Seventy may be the new sixty, but sooner or later everyone gets ramshackle. And in 2040, the Netherlands will have 4.7 million over-65s. A quarter of the population. Some families care for an elderly mother, father or brother full-time. But those ‘informal carers’ eventually become overloaded and the children often live too far away to really care. If there are any children.
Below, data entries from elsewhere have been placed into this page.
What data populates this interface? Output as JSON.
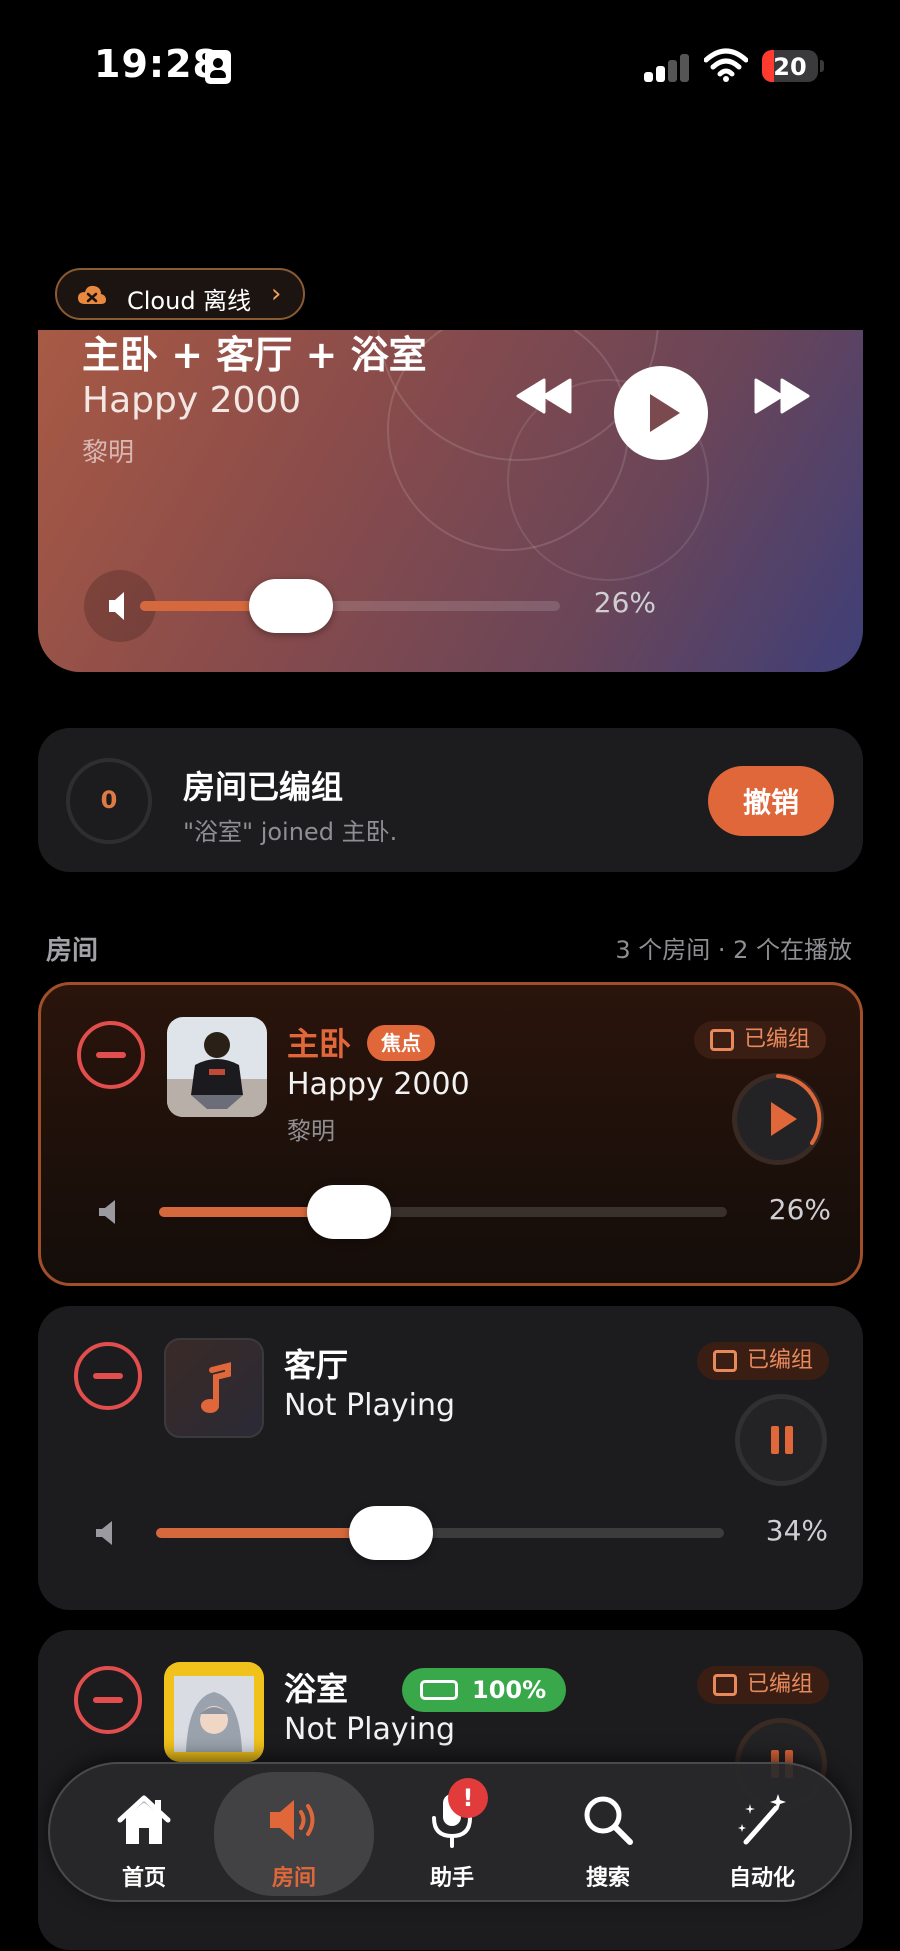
{
  "status_bar": {
    "time": "19:28",
    "battery": "20"
  },
  "cloud": {
    "label": "Cloud 离线"
  },
  "player": {
    "title": "主卧 + 客厅 + 浴室",
    "song": "Happy 2000",
    "artist": "黎明",
    "volume_percent": 26,
    "volume_label": "26%"
  },
  "group_notice": {
    "countdown": "0",
    "title": "房间已编组",
    "subtitle": "\"浴室\" joined 主卧.",
    "undo_label": "撤销"
  },
  "rooms_section": {
    "label": "房间",
    "summary": "3 个房间 · 2 个在播放"
  },
  "rooms": [
    {
      "name": "主卧",
      "focus_badge": "焦点",
      "song": "Happy 2000",
      "artist": "黎明",
      "grouped_label": "已编组",
      "state": "paused",
      "volume_percent": 26,
      "volume_label": "26%"
    },
    {
      "name": "客厅",
      "song": "Not Playing",
      "grouped_label": "已编组",
      "state": "playing",
      "volume_percent": 34,
      "volume_label": "34%"
    },
    {
      "name": "浴室",
      "battery_badge": "100%",
      "song": "Not Playing",
      "grouped_label": "已编组",
      "state": "playing"
    }
  ],
  "tabbar": {
    "tabs": [
      {
        "label": "首页",
        "icon": "home-icon"
      },
      {
        "label": "房间",
        "icon": "speaker-icon",
        "active": true
      },
      {
        "label": "助手",
        "icon": "microphone-icon",
        "badge": "!"
      },
      {
        "label": "搜索",
        "icon": "search-icon"
      },
      {
        "label": "自动化",
        "icon": "magic-wand-icon"
      }
    ]
  },
  "colors": {
    "accent": "#e0673a",
    "danger": "#e24e4e",
    "success": "#39a84a",
    "card": "#1c1c1e"
  }
}
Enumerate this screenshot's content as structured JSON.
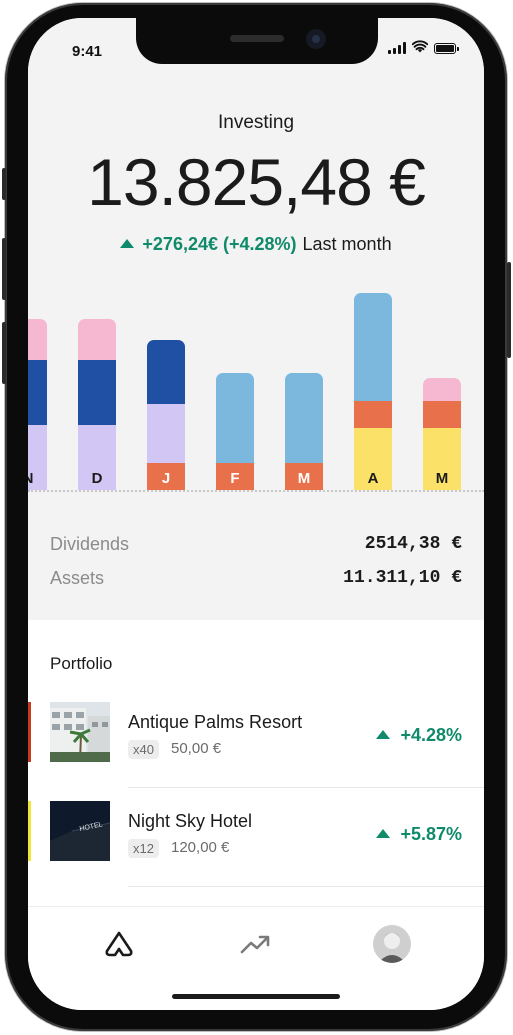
{
  "status_bar": {
    "time": "9:41"
  },
  "header": {
    "title": "Investing",
    "total": "13.825,48 €",
    "change": "+276,24€ (+4.28%)",
    "period": "Last month"
  },
  "colors": {
    "pink": "#f5b8d0",
    "dark_blue": "#1f50a3",
    "lavender": "#d2c6f4",
    "orange": "#e8704a",
    "light_blue": "#7cb8de",
    "yellow": "#fbe168",
    "positive": "#0f8a6a"
  },
  "chart_data": {
    "type": "bar",
    "stacked": true,
    "categories": [
      "N",
      "D",
      "J",
      "F",
      "M",
      "A",
      "M"
    ],
    "bars": [
      {
        "label": "N",
        "segments": [
          {
            "color": "lavender",
            "value": 65
          },
          {
            "color": "dark_blue",
            "value": 65
          },
          {
            "color": "pink",
            "value": 41
          }
        ]
      },
      {
        "label": "D",
        "segments": [
          {
            "color": "lavender",
            "value": 65
          },
          {
            "color": "dark_blue",
            "value": 65
          },
          {
            "color": "pink",
            "value": 41
          }
        ]
      },
      {
        "label": "J",
        "segments": [
          {
            "color": "orange",
            "value": 27
          },
          {
            "color": "lavender",
            "value": 59
          },
          {
            "color": "dark_blue",
            "value": 64
          }
        ]
      },
      {
        "label": "F",
        "segments": [
          {
            "color": "orange",
            "value": 27
          },
          {
            "color": "light_blue",
            "value": 90
          }
        ]
      },
      {
        "label": "M",
        "segments": [
          {
            "color": "orange",
            "value": 27
          },
          {
            "color": "light_blue",
            "value": 90
          }
        ]
      },
      {
        "label": "A",
        "segments": [
          {
            "color": "yellow",
            "value": 62
          },
          {
            "color": "orange",
            "value": 27
          },
          {
            "color": "light_blue",
            "value": 108
          }
        ]
      },
      {
        "label": "M",
        "segments": [
          {
            "color": "yellow",
            "value": 62
          },
          {
            "color": "orange",
            "value": 27
          },
          {
            "color": "pink",
            "value": 23
          }
        ]
      }
    ]
  },
  "metrics": {
    "dividends_label": "Dividends",
    "dividends_value": "2514,38 €",
    "assets_label": "Assets",
    "assets_value": "11.311,10 €"
  },
  "portfolio": {
    "heading": "Portfolio",
    "items": [
      {
        "name": "Antique Palms Resort",
        "qty": "x40",
        "price": "50,00 €",
        "change": "+4.28%",
        "accent": "#c43a1f"
      },
      {
        "name": "Night Sky Hotel",
        "qty": "x12",
        "price": "120,00 €",
        "change": "+5.87%",
        "accent": "#f2e53a"
      }
    ]
  },
  "tab_bar": {
    "items": [
      {
        "icon": "home-icon"
      },
      {
        "icon": "trend-up-icon"
      },
      {
        "icon": "avatar"
      }
    ]
  }
}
The Netherlands will therefore need two million healthcare providers by 2040, according to the SER, who visit the elderly to help them dress, wash or take medicine. But also nurses who work in the hospital or at the GP. At the same time, fewer and fewer people want to work in healthcare – see the current staff shortages. The costs will rise colossally. Policy makers have known this for a long time and that is why the care homes have largely been closed after 2015. The fact that the elderly live at home with the help of district nurses is more beneficial for the community than in a home. Only the very oldest elderly are now in a nursing home. And even for them there isn’t always room – at least not in the vicinity.

The new ‘integrated care agreement’, between the government and care parties, is once again trying to limit costs with a view to that future: reimburse less ‘nonsensical’ care (some medical interventions). That’s very sensible. Let the patient pay more himself if he necessarily wants help from someone who is not contracted by his health insurer. This is understandable, but also difficult because waiting lists, especially in mental health care, force patients to turn to uncontracted, expensive care providers. Helping patients more via the computer. This can work out well for small questions, but not for complex ones. And traveling further for medical treatment – ​​annoying when you’re old but also doable in a small country.

The general practitioners and the district nurses, it turns out, do not agree. Because they have had to do a lot more for patients who live independently in their neighborhood since the closure of care homes and mental health institutions. They are often understaffed, so they have to hire more expensive staff or overwork themselves or set a patient stop.

And since the chronic care for sugar and heart patients is no longer provided in the hospital but at the (cheaper) GP, GP and district nurses are also busier. Not to mention all the accountability administration they have to keep. They also do not trust that health insurers will pay the agreed reimbursements.

This conflict cannot be viewed separately from the plans that the government unfolded in July for the future of care for the elderly. ‘Even if possible, at home if possible and digital if possible’ – that’s how it summed up that ‘transformation’. There is talk of robots that remind you to take medicines or a sensor that alerts the district nurse if you have fallen. Provided your WiFi works well.

According to the cabinet, the current elderly care must be phased out because society is aging. “If we keep elderly care as it is, some people will not get the care they need.” So less worry for everyone.

Advice to all those in their forties and fifties to think about how you will purchase private care in your old age. In the worst-case scenario, meager provisions remain – for the most deprived elderly. The rest will have to pay for itself.